You could be forgiven for being ready to dismiss Hot Wheels Unleashed as another blatantly licensed release vying for the attention of younger gamers, but that would be a mistake. While the game is undoubtedly entertaining to share with the family, there is more to this racer than meets the eye. With rewarding speed, clever track design and a myriad of customization options, these little cars make a big impact and deliver many hours of racing thrills through single player, multiplayer and creation tools.

Developer Milestone recognizes the nostalgia many have for Hot Wheels and skillfully taps into that fondness. Unleashed doesn’t try to translate the cars into a life-sized real-world setting. Instead, you’ll race past kitchen tables, basement floors, and classroom seats, navigating unmanned toy vehicles through ridiculous loops and blazing straights. While players unlock various (often bizarre) vehicles via blind boxes and instant rewards, the core controls are simple, with easy-to-learn drift mechanics that you can master if you want to improve your game. While the action is arcade-like and the environments playful, a satisfying sense of speed, accentuated by a push-your-luck boost button, keeps the tension high.

On a tour of ‘Hot Wheels City’, the campaign offers an impressive selection of AI races and time trials, with a number of secret paths and rewards for the committed player. I particularly liked the track’s design, which seems to draw inspiration from classics like F-Zero and Mario Kart, packed with ramp jumps, wacky obstacles and a lot of time spent pushing against the relentless pull of gravity. After some early and uninteresting ‘discover’ tracks, the later races are challenging and exciting, especially boss races where you take on set pieces inspired by well-known Hot Wheels tracks.

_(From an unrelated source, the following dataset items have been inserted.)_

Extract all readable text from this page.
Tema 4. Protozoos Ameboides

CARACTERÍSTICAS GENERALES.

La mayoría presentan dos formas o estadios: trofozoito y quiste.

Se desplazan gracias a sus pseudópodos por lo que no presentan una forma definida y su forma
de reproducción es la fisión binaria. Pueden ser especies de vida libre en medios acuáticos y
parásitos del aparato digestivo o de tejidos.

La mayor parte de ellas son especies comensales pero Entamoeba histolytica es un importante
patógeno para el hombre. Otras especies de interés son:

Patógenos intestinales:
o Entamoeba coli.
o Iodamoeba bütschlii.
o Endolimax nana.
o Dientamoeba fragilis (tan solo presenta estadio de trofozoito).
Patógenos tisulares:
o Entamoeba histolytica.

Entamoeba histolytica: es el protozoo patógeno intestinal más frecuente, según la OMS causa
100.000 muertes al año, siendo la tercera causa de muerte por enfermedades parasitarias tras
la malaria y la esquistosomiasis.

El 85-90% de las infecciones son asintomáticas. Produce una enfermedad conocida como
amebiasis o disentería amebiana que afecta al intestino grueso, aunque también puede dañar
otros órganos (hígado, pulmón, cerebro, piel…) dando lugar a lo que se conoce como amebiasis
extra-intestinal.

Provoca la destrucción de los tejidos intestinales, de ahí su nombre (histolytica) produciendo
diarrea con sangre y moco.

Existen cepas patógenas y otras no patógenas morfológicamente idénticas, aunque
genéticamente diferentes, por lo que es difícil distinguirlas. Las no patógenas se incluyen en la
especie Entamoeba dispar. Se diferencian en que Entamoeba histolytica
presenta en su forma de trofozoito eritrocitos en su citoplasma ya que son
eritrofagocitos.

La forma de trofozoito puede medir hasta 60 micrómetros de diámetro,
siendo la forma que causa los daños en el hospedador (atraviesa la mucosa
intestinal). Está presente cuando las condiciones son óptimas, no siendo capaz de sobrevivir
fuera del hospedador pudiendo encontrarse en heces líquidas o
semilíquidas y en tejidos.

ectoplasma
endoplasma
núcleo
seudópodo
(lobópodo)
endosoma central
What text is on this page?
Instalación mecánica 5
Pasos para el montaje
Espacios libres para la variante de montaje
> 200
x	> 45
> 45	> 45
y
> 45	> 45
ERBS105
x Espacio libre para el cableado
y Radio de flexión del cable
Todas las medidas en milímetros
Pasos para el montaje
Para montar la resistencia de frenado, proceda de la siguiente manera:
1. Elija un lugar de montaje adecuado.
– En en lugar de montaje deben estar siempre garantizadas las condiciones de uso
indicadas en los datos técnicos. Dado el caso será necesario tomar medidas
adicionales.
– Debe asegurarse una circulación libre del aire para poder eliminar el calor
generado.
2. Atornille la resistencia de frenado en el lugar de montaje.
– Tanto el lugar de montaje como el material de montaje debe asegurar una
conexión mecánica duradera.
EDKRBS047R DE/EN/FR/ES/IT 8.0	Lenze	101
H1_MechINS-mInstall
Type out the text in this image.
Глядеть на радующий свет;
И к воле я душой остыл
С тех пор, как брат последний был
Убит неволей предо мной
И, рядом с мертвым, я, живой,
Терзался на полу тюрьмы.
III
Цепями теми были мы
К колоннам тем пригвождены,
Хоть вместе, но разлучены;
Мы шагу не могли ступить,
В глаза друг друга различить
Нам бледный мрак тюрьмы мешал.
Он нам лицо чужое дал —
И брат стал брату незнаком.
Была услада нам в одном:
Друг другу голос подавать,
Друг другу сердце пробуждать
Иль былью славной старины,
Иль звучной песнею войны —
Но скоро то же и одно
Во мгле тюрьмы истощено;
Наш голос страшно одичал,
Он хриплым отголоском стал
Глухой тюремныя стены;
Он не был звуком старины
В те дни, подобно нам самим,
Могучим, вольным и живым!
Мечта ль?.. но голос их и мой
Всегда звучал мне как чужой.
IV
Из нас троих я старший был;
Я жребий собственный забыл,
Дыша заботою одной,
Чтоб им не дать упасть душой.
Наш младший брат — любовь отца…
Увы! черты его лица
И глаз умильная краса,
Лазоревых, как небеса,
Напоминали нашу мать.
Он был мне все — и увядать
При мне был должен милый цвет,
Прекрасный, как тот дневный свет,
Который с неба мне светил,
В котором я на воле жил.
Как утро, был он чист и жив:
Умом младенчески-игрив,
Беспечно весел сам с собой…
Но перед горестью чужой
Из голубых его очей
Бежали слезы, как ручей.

Whether you’re playing side-by-side on the couch with two-player split screen, or with up to 12 players online, the multiplayer suite isn’t complicated, but it sure is a good time. Races offer the same excellent track layouts with the added challenge of live opponents, and it’s easy to step in and create a private lobby, or quickly join an existing lobby to vote for the next track.

A big part of the real Hot Wheels experience has always been track building, and Milestone has worked to make it easy for you to design courses. Like any level maker, it takes patience to learn how to set up enjoyable turns, paths and obstacles, but you can eventually make your dream race track. I’m disappointed that Milestone doesn’t have a more robust way to enjoy the creations of others; as it is, other players’ tracks only appear as an option in specific multiplayer matches, and there is no way to rank them. In addition to the Track Builder, I was pleased to find other systems to encourage creativity, including a photo mode, color scheme customization, and an exceptionally flexible basement builder, where you can rethink one of the game’s primary environments to your liking.

I’m glad the key racing experience and customization tools are on point, but not everything is up to high standards. Unleashed looks a bit dated compared to the photo-realistic images of most modern new generation racers, even taking into account the toy car aesthetics. The music is raspy and repetitive, which is a problem made much worse by a pitch/rhythm shift when you boost. I ended up turning the tunes all the way off. The gameplay lacks some of the features I’m used to, such as multiple camera angles for my car or tracking information about my opponents’ locations. Most of these concerns are easily overlooked when you drive through a giant loop bend before launching your car out of a volcano, but experienced racing fans may notice some missing parts.

At its best, Hot Wheels Unleashed feels like a roller coaster, albeit with a greater ability to direct the action. These are the Hot Wheels tracks you dreamed of driving through as a kid, hurtling down buildings, or speeding through the air ducts of your home. The breakneck speeds and wonderfully silly circuits don’t make this incredibly advanced, but it’s one of the more amusing racers to get to the starting line in a while.